Activation energy for permeation of phosphonium cations through phospholipid bilayer membrane.

作者信息

Ono A, Miyauchi S, Demura M, Asakura T, Kamo N

机构信息

Laboratory of Biophysical Chemistry, Faculty of Pharmaceutical Sciences, Hokkaido University, Sapporo, Japan.

出版信息

Biochemistry. 1994 Apr 12;33(14):4312-8. doi: 10.1021/bi00180a027.

DOI:10.1021/bi00180a027
PMID:8155648
Abstract

The conductance caused by translocation of various phosphonium cations across phospholipid (from soybean) bilayer membrane was measured. Phosphonium cations used were tetraphenylphosphonium (TPP+) and triphenylalkylphosphonium cations formulated as (Phe)3-P(+)-(CH2)nCH3 (n = 0-5). The conductance was dependent on voltage applied externally to the membrane in accordance with a theory developed by previous authors. Using the theory, values of beta K(i) were determined, where beta and k(i) are a linear partition coefficient and a rate constant of transmembrane ion transport, respectively. Since beta k(i) depended on the phosphonium ion concentration, values extrapolated to infinite dilution, (beta k(i))0, were determined. Temperature dependence of (beta k(i))0 allowed us to estimate the activation energy of transport, Ea. For TPP+ thermodynamic values obtained were consistent with values calculated by Flewelling and Hubbell [(1986) Biophys. J. 49, 541-552]. When (Phe)3-P(+)-(CH2)nCH3 (n = 0-5) were used, E(a) depended on the odd or even of n. This "odd and even" pattern was observed in a variety of phenomena such as solubility in water, equivalent ionic conductivity in water, and 31P NMR chemical shift.

摘要

测量了各种鏻阳离子跨磷脂(来自大豆)双层膜转运所引起的电导。所使用的鏻阳离子为四苯基鏻(TPP+)和化学式为(Phe)3-P(+)-(CH2)nCH3(n = 0 - 5)的三苯基烷基鏻阳离子。根据先前作者提出的理论,电导取决于施加在膜上的外部电压。利用该理论,确定了βK(i)的值,其中β和k(i)分别是线性分配系数和跨膜离子转运的速率常数。
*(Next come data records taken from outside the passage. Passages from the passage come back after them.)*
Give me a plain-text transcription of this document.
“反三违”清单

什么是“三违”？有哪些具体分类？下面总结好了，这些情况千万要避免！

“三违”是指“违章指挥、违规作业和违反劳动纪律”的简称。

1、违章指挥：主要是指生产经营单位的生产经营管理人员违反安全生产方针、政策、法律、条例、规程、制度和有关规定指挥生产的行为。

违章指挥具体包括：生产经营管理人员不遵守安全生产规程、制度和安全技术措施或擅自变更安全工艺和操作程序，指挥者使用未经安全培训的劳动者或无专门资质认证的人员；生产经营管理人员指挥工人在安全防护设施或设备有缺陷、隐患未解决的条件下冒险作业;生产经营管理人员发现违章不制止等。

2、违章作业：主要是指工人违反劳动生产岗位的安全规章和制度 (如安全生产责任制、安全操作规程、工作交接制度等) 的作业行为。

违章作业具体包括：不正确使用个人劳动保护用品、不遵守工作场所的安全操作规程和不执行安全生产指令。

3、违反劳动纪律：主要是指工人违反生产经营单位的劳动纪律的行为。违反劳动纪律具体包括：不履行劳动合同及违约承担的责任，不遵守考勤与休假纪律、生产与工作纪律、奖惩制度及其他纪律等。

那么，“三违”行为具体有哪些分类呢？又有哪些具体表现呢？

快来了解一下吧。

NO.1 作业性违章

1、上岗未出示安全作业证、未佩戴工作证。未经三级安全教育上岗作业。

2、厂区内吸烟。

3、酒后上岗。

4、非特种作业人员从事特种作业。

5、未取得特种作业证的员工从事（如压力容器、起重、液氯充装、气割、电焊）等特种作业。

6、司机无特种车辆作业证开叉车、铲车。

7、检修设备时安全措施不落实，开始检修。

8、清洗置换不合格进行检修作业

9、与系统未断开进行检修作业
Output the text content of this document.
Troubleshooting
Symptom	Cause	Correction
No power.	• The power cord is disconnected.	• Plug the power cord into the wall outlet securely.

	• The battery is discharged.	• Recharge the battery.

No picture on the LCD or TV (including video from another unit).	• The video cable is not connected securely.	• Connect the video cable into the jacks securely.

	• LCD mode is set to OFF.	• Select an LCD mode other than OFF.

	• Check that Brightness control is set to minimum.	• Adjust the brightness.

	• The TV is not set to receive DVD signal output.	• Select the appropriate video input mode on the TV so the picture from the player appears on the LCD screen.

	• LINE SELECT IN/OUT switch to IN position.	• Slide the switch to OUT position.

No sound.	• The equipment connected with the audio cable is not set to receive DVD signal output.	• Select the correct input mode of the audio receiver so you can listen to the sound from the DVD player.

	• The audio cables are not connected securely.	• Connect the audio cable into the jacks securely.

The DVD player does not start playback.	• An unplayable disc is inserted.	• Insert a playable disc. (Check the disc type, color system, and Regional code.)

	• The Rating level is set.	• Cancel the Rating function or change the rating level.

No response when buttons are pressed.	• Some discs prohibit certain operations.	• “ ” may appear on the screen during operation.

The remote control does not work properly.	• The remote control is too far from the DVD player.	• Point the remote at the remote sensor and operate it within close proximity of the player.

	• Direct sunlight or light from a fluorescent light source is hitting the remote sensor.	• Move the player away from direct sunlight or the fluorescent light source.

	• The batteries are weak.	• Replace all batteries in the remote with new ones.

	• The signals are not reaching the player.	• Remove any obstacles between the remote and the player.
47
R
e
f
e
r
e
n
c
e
由于βk(i)取决于鏻离子浓度,因此确定了外推至无限稀释时的值,即(βk(i))0。(βk(i))0的温度依赖性使我们能够估算转运的活化能Ea。对于TPP+,所获得的热力学值与Flewelling和Hubbell计算的值[(1986) Biophys. J. 49, 541 - 552]一致。当使用(Phe)3-P(+)-(CH2)nCH3(n = 0 - 5)时,E(a)取决于n的奇偶性。这种“奇偶”模式在多种现象中都有观察到,如水溶性、水中的当量离子电导率和31P NMR化学位移。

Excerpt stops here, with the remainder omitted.